Other misunderstood calming signal cues that cause frustration often occur during periods of stress for both dog and owner, leading to even more anxiety. For example, if during an obedience class the dog suddenly turns his head away and stops responding, the owner can reasonably be expected to interpret this as insubordination because the dog appears to have stopped listening. The truth is, the dog hears quite clearly but is expressing distress. He is using a calming signal in response to the situation. Perhaps he doesn’t understand the obedience command or doesn’t feel confident performing it. If the directive was given in a stern tone, he may be asking to bring it down a notch. Other dogs would immediately recognize the appearance of avoidance as stress and typically modify their behavior to bring the emotional level down. Humans routinely see this as defiance and escalate the argument, likely leaving the dog to wonder why communication is failing.

Context is Key

One particularly interesting aspect of dog body language is that context is often the key to reading the cues accurately. Yawning, for example, is another body language cue that people often misinterpret. Sometimes yawning really is expressing sleepiness, but other times it is a reaction to anxiety or anticipation. A dog that is yawning at the vet’s office, for instance, is unlikely to just be saying he is tired. He is almost certainly feeling anxious, and yawning helps him communicate his stress to those who understand his language.

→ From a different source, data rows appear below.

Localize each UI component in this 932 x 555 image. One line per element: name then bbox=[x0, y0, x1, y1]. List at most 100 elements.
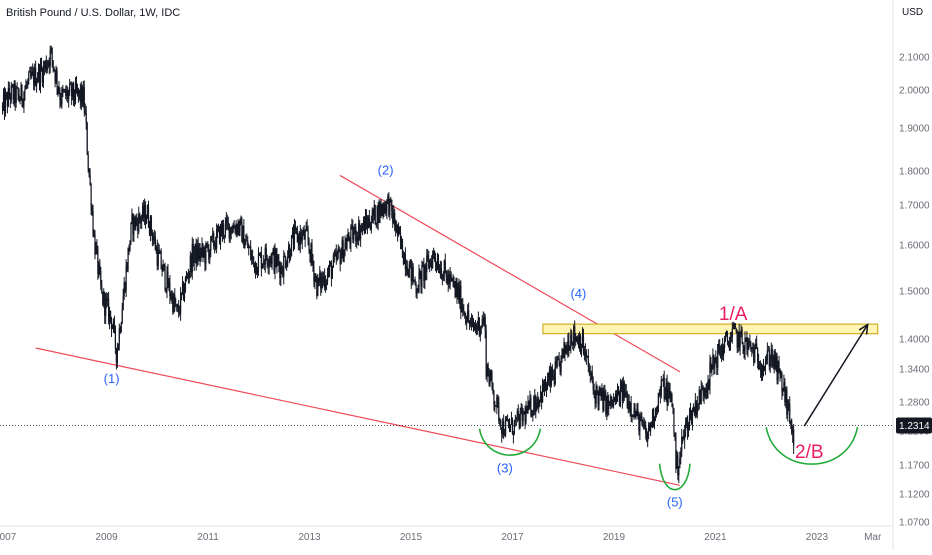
candle-body bbox=[686, 419, 689, 431]
candle-body bbox=[48, 62, 50, 67]
candle-body bbox=[713, 355, 715, 368]
candle-body bbox=[108, 310, 111, 322]
candle-body bbox=[165, 288, 167, 291]
candle-body bbox=[276, 256, 278, 267]
candle-body bbox=[733, 323, 735, 329]
candle-body bbox=[648, 424, 650, 432]
candle-body bbox=[229, 227, 231, 239]
candle-body bbox=[110, 318, 113, 329]
candle-body bbox=[555, 361, 557, 367]
candle-body bbox=[653, 420, 656, 424]
candle-body bbox=[247, 240, 249, 249]
candle-body bbox=[42, 66, 45, 83]
candle-body bbox=[676, 455, 678, 469]
candle-body bbox=[2, 94, 5, 105]
candle-body bbox=[142, 205, 144, 218]
candle-body bbox=[748, 341, 750, 343]
candle-body bbox=[317, 277, 319, 297]
candle-body bbox=[771, 349, 773, 361]
candle-body bbox=[442, 274, 444, 280]
candle-body bbox=[181, 282, 184, 293]
candle-body bbox=[378, 203, 380, 223]
price-axis[interactable]: 2.1000 2.0000 1.9000 1.8000 1.7000 1.6000 1.50… bbox=[899, 53, 930, 529]
candle-body bbox=[157, 249, 159, 266]
candle-body bbox=[562, 348, 564, 353]
candle-body bbox=[371, 210, 373, 223]
candle-body bbox=[665, 383, 667, 396]
candle-body bbox=[69, 83, 71, 93]
candle-body bbox=[613, 397, 615, 406]
trendline-1 bbox=[35, 347, 681, 486]
candle-body bbox=[671, 394, 673, 407]
y-tick-label: 1.3400 bbox=[899, 365, 930, 376]
candle-body bbox=[751, 347, 753, 349]
candle-body bbox=[234, 228, 236, 233]
candle-body bbox=[119, 328, 121, 332]
candle-body bbox=[347, 233, 349, 241]
candle-body bbox=[4, 94, 7, 114]
candle-body bbox=[228, 223, 230, 239]
candle-body bbox=[508, 424, 511, 429]
candle-body bbox=[225, 218, 227, 224]
candle-body bbox=[498, 402, 500, 421]
candle-body bbox=[66, 90, 68, 96]
candle-body bbox=[328, 264, 331, 273]
candle-body bbox=[606, 396, 608, 415]
candle-body bbox=[38, 66, 41, 85]
resistance-box bbox=[542, 323, 879, 335]
candle-body bbox=[643, 422, 645, 429]
candle-body bbox=[83, 87, 85, 110]
candle-body bbox=[554, 361, 556, 385]
candle-body bbox=[345, 242, 347, 249]
candle-body bbox=[540, 391, 542, 400]
candle-body bbox=[315, 276, 317, 278]
candle-body bbox=[277, 256, 279, 261]
candle-body bbox=[682, 437, 684, 438]
symbol-title[interactable]: British Pound / U.S. Dollar, 1W, IDC bbox=[6, 7, 181, 19]
candle-body bbox=[408, 264, 410, 278]
candle-body bbox=[667, 388, 669, 406]
candle-body bbox=[30, 71, 32, 77]
candle-body bbox=[464, 311, 466, 317]
candle-body bbox=[279, 266, 281, 279]
candle-body bbox=[700, 388, 702, 405]
candle-body bbox=[29, 71, 31, 73]
candle-body bbox=[214, 243, 216, 247]
candle-body bbox=[672, 406, 674, 409]
candle-body bbox=[696, 403, 698, 416]
candle-body bbox=[116, 350, 118, 363]
candle-body bbox=[684, 430, 686, 439]
last-price-badge bbox=[896, 417, 932, 434]
time-axis[interactable]: 2007 2009 2011 2013 2015 2017 2019 2021 2023 Mar bbox=[0, 532, 882, 543]
candle-body bbox=[789, 403, 791, 423]
candle-body bbox=[472, 321, 475, 328]
candle-body bbox=[222, 224, 225, 236]
candle-body bbox=[663, 377, 665, 400]
candle-body bbox=[366, 222, 369, 228]
candle-body bbox=[59, 92, 61, 100]
candle-body bbox=[183, 290, 186, 300]
candle-body bbox=[566, 347, 568, 351]
last-price-value: 1.2314 bbox=[899, 421, 930, 432]
candle-body bbox=[711, 365, 713, 371]
candle-body bbox=[230, 227, 232, 234]
candle-body bbox=[397, 227, 400, 235]
candle-body bbox=[513, 420, 515, 434]
candle-body bbox=[712, 355, 714, 366]
candle-body bbox=[774, 351, 776, 369]
candle-body bbox=[240, 219, 242, 221]
candle-body bbox=[298, 235, 300, 246]
candle-body bbox=[376, 206, 378, 224]
candle-body bbox=[662, 377, 664, 380]
candle-body bbox=[121, 309, 123, 324]
candle-body bbox=[109, 310, 112, 319]
candle-body bbox=[186, 276, 189, 277]
candle-body bbox=[656, 411, 659, 412]
y-tick-label: 1.8000 bbox=[899, 167, 930, 178]
candle-body bbox=[538, 398, 540, 407]
candle-body bbox=[572, 342, 574, 346]
candle-body bbox=[679, 458, 681, 469]
candle-body bbox=[617, 389, 620, 394]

An especially critical time when context is important for interpreting body language is during play. Aggressive actions such as growling, barking and biting at another dog or human could, under normal circumstances, elicit retaliatory aggression. Dog owners are almost universally familiar with the play bow, a body language cue that causes a dog to drop down on his front paws and prop his butt into the air. This signals that any aggressive behaviors that follow the bow are meant as play and should not be taken seriously. Without the play bow, fights might break out instead of games.

Our dogs are talking to us constantly, commenting on their surroundings, expressing their emotions and reading our own words and body cues. They want us to understand them, and by studying how they relate to one another, it is possible to better comprehend their own language so that meaningful communication goes both ways.